Analysis: On April 3rd Cavium cut its first-quarter outlook, noting that sales may come in much weaker than the street had expected in two key markets. The damage wasn't as bad as it seemed when it reported earnings after the bell on May 1. Analysts were expecting the company to earn $0.01/share, when it actually came in at $0.02/share surprising the street by 100%. That being said, CAVM has very good upside potential, however recent guidance by the company may raise a red flag. Even though the company showed a non-GAAP profit, the company reported a loss of -$0.28/share, which was much wider than the street was looking for, and in turn sent the stock down in after hours.
The upgrade and price target change may be preemptive as guidance isn't as strong as some investors would have hoped for. Acquiring a position comes with caution, and if I were to invest I'd be acquiring small positions, as any wrong move could send the stock tumbling.

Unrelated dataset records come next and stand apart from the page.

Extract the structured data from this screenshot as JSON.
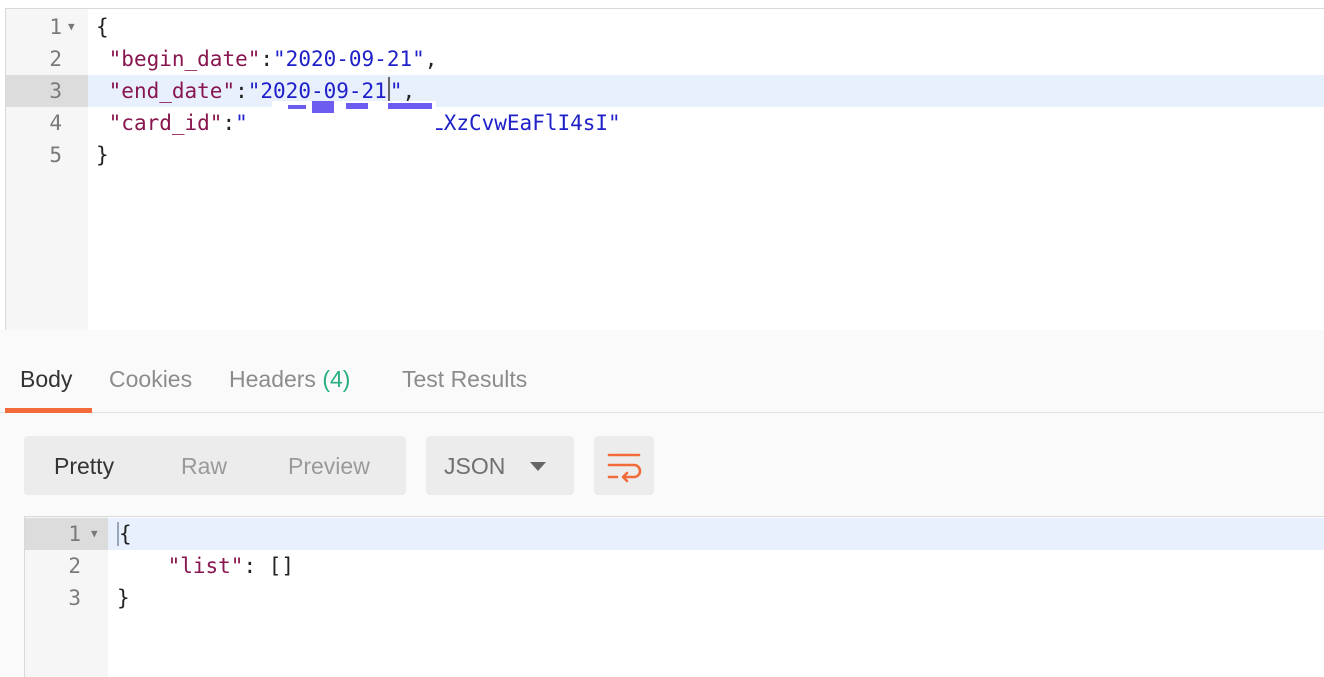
{
  "request": {
    "lines": [
      {
        "num": "1",
        "text": "{"
      },
      {
        "num": "2",
        "key": "\"begin_date\"",
        "sep": ":",
        "value": "\"2020-09-21\"",
        "end": ","
      },
      {
        "num": "3",
        "key": "\"end_date\"",
        "sep": ":",
        "value": "\"2020-09-21",
        "value_end": "\"",
        "end": ","
      },
      {
        "num": "4",
        "key": "\"card_id\"",
        "sep": ":",
        "value_visible": "lXLXzCvwEaFlI4sI\"",
        "value_start": "\""
      },
      {
        "num": "5",
        "text": "}"
      }
    ],
    "fold_icon": "chevron-down-icon"
  },
  "response_tabs": {
    "body": "Body",
    "cookies": "Cookies",
    "headers": "Headers",
    "headers_count": "(4)",
    "test_results": "Test Results"
  },
  "toolbar": {
    "pretty": "Pretty",
    "raw": "Raw",
    "preview": "Preview",
    "format": "JSON",
    "wrap_icon": "wrap-lines-icon"
  },
  "response": {
    "lines": [
      {
        "num": "1",
        "text": "{"
      },
      {
        "num": "2",
        "key": "\"list\"",
        "sep": ": ",
        "value": "[]"
      },
      {
        "num": "3",
        "text": "}"
      }
    ]
  },
  "colors": {
    "accent": "#f26b3a",
    "json_key": "#88164f",
    "json_string": "#1f20c8",
    "count_green": "#2bae84",
    "active_line": "#e8f0fd"
  }
}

Targa Resources (TRGP) - The analysts at Robert W. Baird raised their rating on the Houston, Texas-based Targa Resources from Neutral to Outperform, and increased price targets from $47 to $60 a share.
Analysis: Targa Resources is a leading provider of midstream natural gas and natural gas liquid in the U.S. Currently trading at a P/E ratio of 65.51 and yielding 3.1%, TRGP isn't exactly cheap by most standards. The company is set to report quarterly earnings on May 3, and analysts are expecting the company to $0.27/share on $2.08 billion in revenue. There are two things investors should consider before acquiring a position in TRGP. First, three out of the last four quarters have demonstrated significant EPS misses, with the only bright spot coming in the June 2011, when they beat by $0.05/share. Second, natural gas prices are some of the most volatile commodity prices in the market, and the March 2012 quarter wasn't any exception and therefore an earnings shortfall could be on the horizon.
The yield is very attractive, however the earnings track record isn't and therefore I'd build my position bit by bit. If you feel like taking a short-term risk then by all means buy ahead of the earnings report. If you don't and the earnings miss, then you can probably get your shares at a discount to what they are currently trading at.